| dc.description.abstract | Although the concept of underwater vehicles has existed for a very long time, the technology
within the field has progressed substantially over the recent decades. As more and more oil and
gas installations and operations are performed subsea, the need for more developed underwater
vehicles is still present. A new concept which has the potential to fulfill these demands is the
Underwater Underwater Snake Robot. The fact that the robot is shaped as a snake makes it
ideal for moving in high viscosity environments such as water. In addition, the robot s ability
to alter configuration provides a large workspace, and its slender and articulate body allows the
robot to access narrow spaces. The fact that the underwater snake robot is, itself, a manipulator
arm capable of performing light intervention tasks, makes it a powerful tool.
In this thesis, methods for thrust allocation for underwater snake robots are evaluated. Two
iterative methods, using linear and quadratic programming, are presented, developed and implemented.
This is also done for an explicit method for constrained thrust allocation, using redistributed
pseudo-inverse. The methods are implemented into an existing underwater snake
robot simulation model in Matlab/SIMULINK. Simulations are performed for unconstrained
and constrained thrust allocation, simulating planar and thee-dimensional motion. In the unconstrained
case, simulations are also performed using a pre-implemented standard damped
inverse algorithm. This is done in order to compare thrust allocation algorithm performances.
It is found that all developed algorithms produce satisfactory simulation results, although
some variations in performance is found. The linear programming algorithm produces a small
error between commanded and actual thrust, but tends to favor using a low amount of thrusters,
which is not ideal. In the constrained case, the performance of this algorithm is better.

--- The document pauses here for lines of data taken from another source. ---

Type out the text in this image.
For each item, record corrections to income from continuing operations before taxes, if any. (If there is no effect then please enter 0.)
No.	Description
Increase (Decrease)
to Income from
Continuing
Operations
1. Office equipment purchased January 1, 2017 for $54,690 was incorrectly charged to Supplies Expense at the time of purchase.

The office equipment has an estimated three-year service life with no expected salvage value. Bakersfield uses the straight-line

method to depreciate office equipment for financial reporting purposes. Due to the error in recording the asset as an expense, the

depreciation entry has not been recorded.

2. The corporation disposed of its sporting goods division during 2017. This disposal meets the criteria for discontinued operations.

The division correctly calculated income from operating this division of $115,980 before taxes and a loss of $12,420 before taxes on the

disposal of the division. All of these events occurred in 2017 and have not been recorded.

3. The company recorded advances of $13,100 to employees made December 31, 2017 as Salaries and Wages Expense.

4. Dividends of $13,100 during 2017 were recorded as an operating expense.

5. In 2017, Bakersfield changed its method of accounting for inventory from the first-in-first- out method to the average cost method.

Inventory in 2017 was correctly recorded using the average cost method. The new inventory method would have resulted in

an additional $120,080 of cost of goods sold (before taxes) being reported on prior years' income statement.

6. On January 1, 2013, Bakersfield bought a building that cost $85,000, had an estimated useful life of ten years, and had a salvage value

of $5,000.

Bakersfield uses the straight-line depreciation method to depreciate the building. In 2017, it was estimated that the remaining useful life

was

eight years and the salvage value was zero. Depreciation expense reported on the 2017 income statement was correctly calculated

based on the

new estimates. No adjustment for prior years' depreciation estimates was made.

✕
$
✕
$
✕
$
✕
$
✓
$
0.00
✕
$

The redistributed pseudo-inverse algorithm produces a large error compared to the other
methods. The performance is therefore found to be sub-optimal. The quadratic programming
algorithm produces low errors for all simulation cases. The algorithm also tends to distribute
the commanded thrust more evenly amongst the thrusters. This is a significant up-side as it
reduces wear and tear on the thrusters.
Thus, it is concluded that the quadratic programming algorithm for thrust allocation produces
the most satisfactory results, although all thrust allocation methods have proven to be
viable for use on underwater snake robots. | |